# confused with what happened



## olivia234 (Sep 19, 2010)

ok well spoke to a friend about all whats going on with my ex and stuff. i spoke to them about the marriage and about him and stuff and i told this friend i miss him and still love him but cant handle his crap etc

the friend said look why are u telling me tell him. tell him what u feel and really talk to him... see what happens i mean u dont wanna throw away that love do u? - which i dont not deep down

i didnt know what to do so i msged him how i felt and we talked for such a long time... he even said if i needed money he could give me some etc he said that he was hurt but understands he did some stupid things and acknowledges the drinking is a problem.

we will see what happens but now im confused did i just make a mistake or will he change and finally act like the kinda man that he said he would be??

confused


----------



## rome2012 (Sep 10, 2010)

I don't think it was wrong to tell him how you feel....

If he feels the same about you then you've opened the door for him to come back....and if not then nothing will change....

If he's going to change or not, no-one here can predict....

Only time will tell, so watch for his actions....because one can say they are going to change but never do it.....I know because I used to be like that and it broke my marriage....

Now rather than saying I will do...I actually am doing it !!!!!


----------



## GoDucks (May 19, 2010)

You mentioned a drinking problem?
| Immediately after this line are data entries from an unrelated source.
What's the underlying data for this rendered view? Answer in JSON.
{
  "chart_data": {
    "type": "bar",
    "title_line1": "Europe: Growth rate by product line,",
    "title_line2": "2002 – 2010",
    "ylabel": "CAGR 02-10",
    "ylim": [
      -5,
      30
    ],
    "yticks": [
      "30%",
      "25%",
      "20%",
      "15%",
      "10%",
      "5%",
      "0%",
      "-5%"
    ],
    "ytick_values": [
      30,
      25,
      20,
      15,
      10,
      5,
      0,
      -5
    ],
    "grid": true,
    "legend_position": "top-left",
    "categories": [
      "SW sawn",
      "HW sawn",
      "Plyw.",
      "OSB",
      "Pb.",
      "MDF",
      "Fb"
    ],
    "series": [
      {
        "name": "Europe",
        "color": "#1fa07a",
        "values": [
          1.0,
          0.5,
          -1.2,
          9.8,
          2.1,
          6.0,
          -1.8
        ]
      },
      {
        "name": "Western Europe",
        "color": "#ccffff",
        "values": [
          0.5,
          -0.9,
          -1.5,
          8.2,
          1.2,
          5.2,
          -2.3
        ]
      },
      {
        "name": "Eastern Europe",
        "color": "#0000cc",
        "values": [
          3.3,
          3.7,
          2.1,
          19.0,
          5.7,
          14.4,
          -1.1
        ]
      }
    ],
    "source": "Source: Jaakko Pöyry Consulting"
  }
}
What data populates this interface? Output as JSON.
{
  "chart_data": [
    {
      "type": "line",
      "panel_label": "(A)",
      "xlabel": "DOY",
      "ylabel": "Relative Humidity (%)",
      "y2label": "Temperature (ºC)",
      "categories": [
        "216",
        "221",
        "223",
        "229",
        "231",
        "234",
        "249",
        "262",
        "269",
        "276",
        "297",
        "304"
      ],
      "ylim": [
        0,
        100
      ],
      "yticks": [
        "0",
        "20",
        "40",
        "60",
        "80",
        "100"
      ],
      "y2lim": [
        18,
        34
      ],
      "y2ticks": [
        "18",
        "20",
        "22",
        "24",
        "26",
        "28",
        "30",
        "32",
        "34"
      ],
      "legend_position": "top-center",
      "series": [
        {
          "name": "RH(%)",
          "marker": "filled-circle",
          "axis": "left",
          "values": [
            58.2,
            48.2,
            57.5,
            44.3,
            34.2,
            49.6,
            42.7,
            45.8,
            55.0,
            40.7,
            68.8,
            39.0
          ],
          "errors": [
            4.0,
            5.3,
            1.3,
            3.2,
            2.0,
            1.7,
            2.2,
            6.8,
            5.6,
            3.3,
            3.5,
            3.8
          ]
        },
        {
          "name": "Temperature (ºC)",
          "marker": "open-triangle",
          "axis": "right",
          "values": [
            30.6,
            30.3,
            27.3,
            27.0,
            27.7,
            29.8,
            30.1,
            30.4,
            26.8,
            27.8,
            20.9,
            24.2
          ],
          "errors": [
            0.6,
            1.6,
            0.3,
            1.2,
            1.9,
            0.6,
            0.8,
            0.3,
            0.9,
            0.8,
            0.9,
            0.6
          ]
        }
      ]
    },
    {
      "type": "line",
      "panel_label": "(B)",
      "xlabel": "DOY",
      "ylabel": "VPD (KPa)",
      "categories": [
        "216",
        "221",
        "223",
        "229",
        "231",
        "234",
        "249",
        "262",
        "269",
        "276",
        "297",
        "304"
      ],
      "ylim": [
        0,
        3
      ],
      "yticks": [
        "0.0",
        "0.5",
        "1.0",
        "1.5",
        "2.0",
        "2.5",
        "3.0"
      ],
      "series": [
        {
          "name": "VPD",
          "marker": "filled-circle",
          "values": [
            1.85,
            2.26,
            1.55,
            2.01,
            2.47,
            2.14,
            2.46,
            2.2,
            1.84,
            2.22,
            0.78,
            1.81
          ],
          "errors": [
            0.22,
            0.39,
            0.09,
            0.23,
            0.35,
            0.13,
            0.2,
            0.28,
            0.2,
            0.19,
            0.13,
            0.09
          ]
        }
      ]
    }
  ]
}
Honestly, I think as long as drinking is a problem, it stays a problem until separately solved. One person loving another is (in my humble experience) second to the drinking. Did you encourage rehab, or did he mention it? 

I'd suggest Alanon - I'm going, and I can't say enough good stuff about it. Even though I'm not staying with H, most folks in Alanon are with someone that is addicted. However, the program isn't about them, it's about families close to alcoholics. It's also free and in my town, there are about 15 meetings per day at varying places.


----------



## olivia234 (Sep 19, 2010)

yes i did mention rehab and counsellors he said he dosent want to come back here as hes in another state where his family is. i said fine do it there but in the 2 months hes been there he really hasent made a huge effort to do anything

i mean he says he goes to the dr but a gp will not know how to handle this etc. he said for me to come there and i thought about it and not sure if im being selfish in thinking of not going. then i think maybe i should be giving it a chance etc friends tell me that he should come here if he wants to work on it.... his excuse i cant live in a big city. omg

anyways im so emotionally tired i dont know what to do anymore


----------